We have also said that ownership was not taking money out of the Club but instead that the revenues generated by the Club are being reinvested back into the Club in both long-term and short-term investments needed to completely overhaul and rebuild this baseball team. The Club has paid no dividends to its partners. Moreover, while it is quite common for a Chairman of the Board of Directors of a partnership to draw a salary, Bob Nutting has never received any salary. And, the Club pays no management fee to any entity related to an owner. We have said that the only distributions the Club has made to its owners were to pay a portion of the income tax obligations that the Club's partners incur as a result of their ownership of the Club and to pay interest due on an obligation stemming from a capital infusion made at a time when the Club was in financial distress. Distributions to pay taxes incurred by partners as a result of their ownership and the payment of interest accrued on a note held by a partner and are neither unusual nor in any way inappropriate.

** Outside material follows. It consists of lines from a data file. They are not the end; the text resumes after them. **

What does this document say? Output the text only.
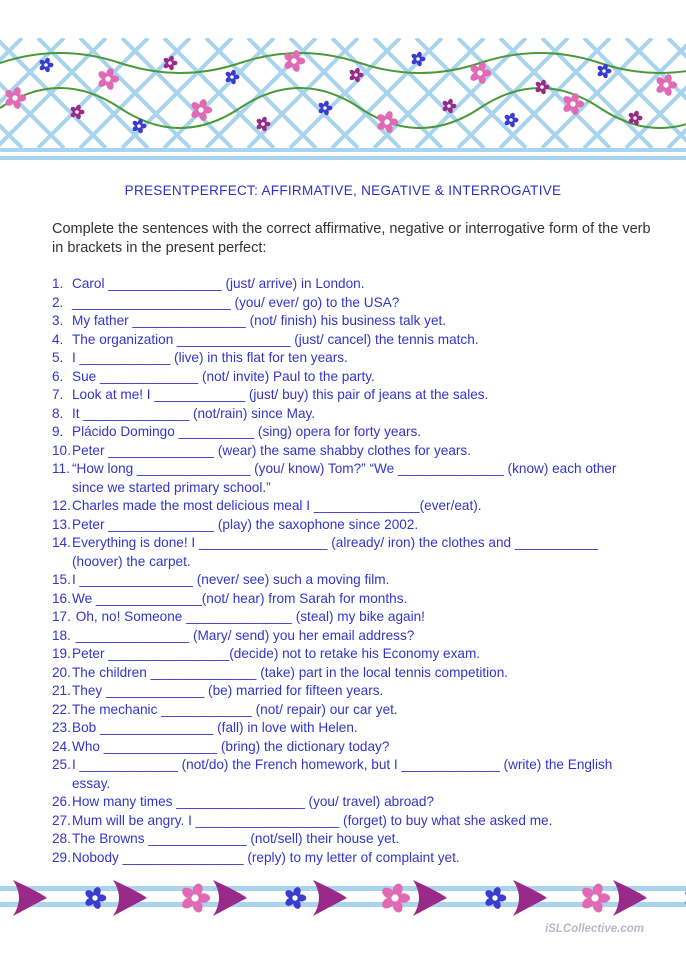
PRESENTPERFECT: AFFIRMATIVE, NEGATIVE & INTERROGATIVE
Complete the sentences with the correct affirmative, negative or interrogative form of the verb in brackets in the present perfect:
1. Carol _______________ (just/ arrive) in London.
2. _____________________ (you/ ever/ go) to the USA?
3. My father _______________ (not/ finish) his business talk yet.
4. The organization _______________ (just/ cancel) the tennis match.
5. I ____________ (live) in this flat for ten years.
6. Sue _____________ (not/ invite) Paul to the party.
7. Look at me! I ____________ (just/ buy) this pair of jeans at the sales.
8. It ______________ (not/rain) since May.
9. Plácido Domingo __________ (sing) opera for forty years.
10. Peter ______________ (wear) the same shabby clothes for years.
11. “How long _______________ (you/ know) Tom?” “We ______________ (know) each other
since we started primary school.”
12. Charles made the most delicious meal I ______________(ever/eat).
13. Peter ______________ (play) the saxophone since 2002.
14. Everything is done! I _________________ (already/ iron) the clothes and ___________
(hoover) the carpet.
15. I _______________ (never/ see) such a moving film.
16. We ______________(not/ hear) from Sarah for months.
17. Oh, no! Someone ______________ (steal) my bike again!
18. _______________ (Mary/ send) you her email address?
19. Peter ________________(decide) not to retake his Economy exam.
20. The children ______________ (take) part in the local tennis competition.
21. They _____________ (be) married for fifteen years.
22. The mechanic ____________ (not/ repair) our car yet.
23. Bob _______________ (fall) in love with Helen.
24. Who _______________ (bring) the dictionary today?
25. I _____________ (not/do) the French homework, but I _____________ (write) the English
essay.
26. How many times _________________ (you/ travel) abroad?
27. Mum will be angry. I ___________________ (forget) to buy what she asked me.
28. The Browns _____________ (not/sell) their house yet.
29. Nobody ________________ (reply) to my letter of complaint yet.
iSLCollective.com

The Pirates, like virtually all sports franchises, are operated through a partnership. The income of the partnership is, for tax purposes, allocated to its partners, even if the Club does not in fact distribute cash to them. The Pirates, however, has never distributed income generated by the partnership to the partners in cash in the form of a dividend. In recognition of the obligation of the partners to pay taxes on money they did not receive, the Club made two separate payments in 2008 totaling $10.8 million to cover a portion of the taxes partners were required to pay for the 2006 and 2007 tax years. The Club has not made any distributions to partners to cover taxes incurred relating to the 2008 or 2009 tax years. The individual partners are responsible for paying the taxes on the income of the partnership based on their ownership share, even if no cash is distributed. Had the Club been a corporation, the Club would be obligated to pay all of the income taxes due on any income before any distribution is made to shareholders. And, it is common practice for a partnership to distribute cash to allow partners to pay the taxes incurred as a result of their interest in the partnership.
The payment of interest on a note held by a partner is equally routine and appropriate. After years of suffering significant losses, the Club in 2003 was unable to meet its operational needs, including making its payroll, without a significant infusion of cash. The Club sought additional equity from its partners in the form of a convertible note. This significant capital contribution in 2003 allowed the Club to meet its obligations and put the Club in a position to move towards compliance with the new Debt Service Rule added to the Players' Collective Bargaining Agreement in 2002. As is standard, the partners who participated in the convertible note were due accrued interest the Club. Two interest payments totaling $9.6M covered interest accrued in 2007 and 2008 and were both paid in the 2008 fiscal year.
The total of $20.4M in distributions made in the 2008 fiscal year looks significant simply because, as a result of the timing of Board votes, two separate interest payments and two separate tax payments associated with three different years were all made in one fiscal year. Had the four distributions been made over the three years to which they related, there likely would have been little interest in these standard and appropriate distributions.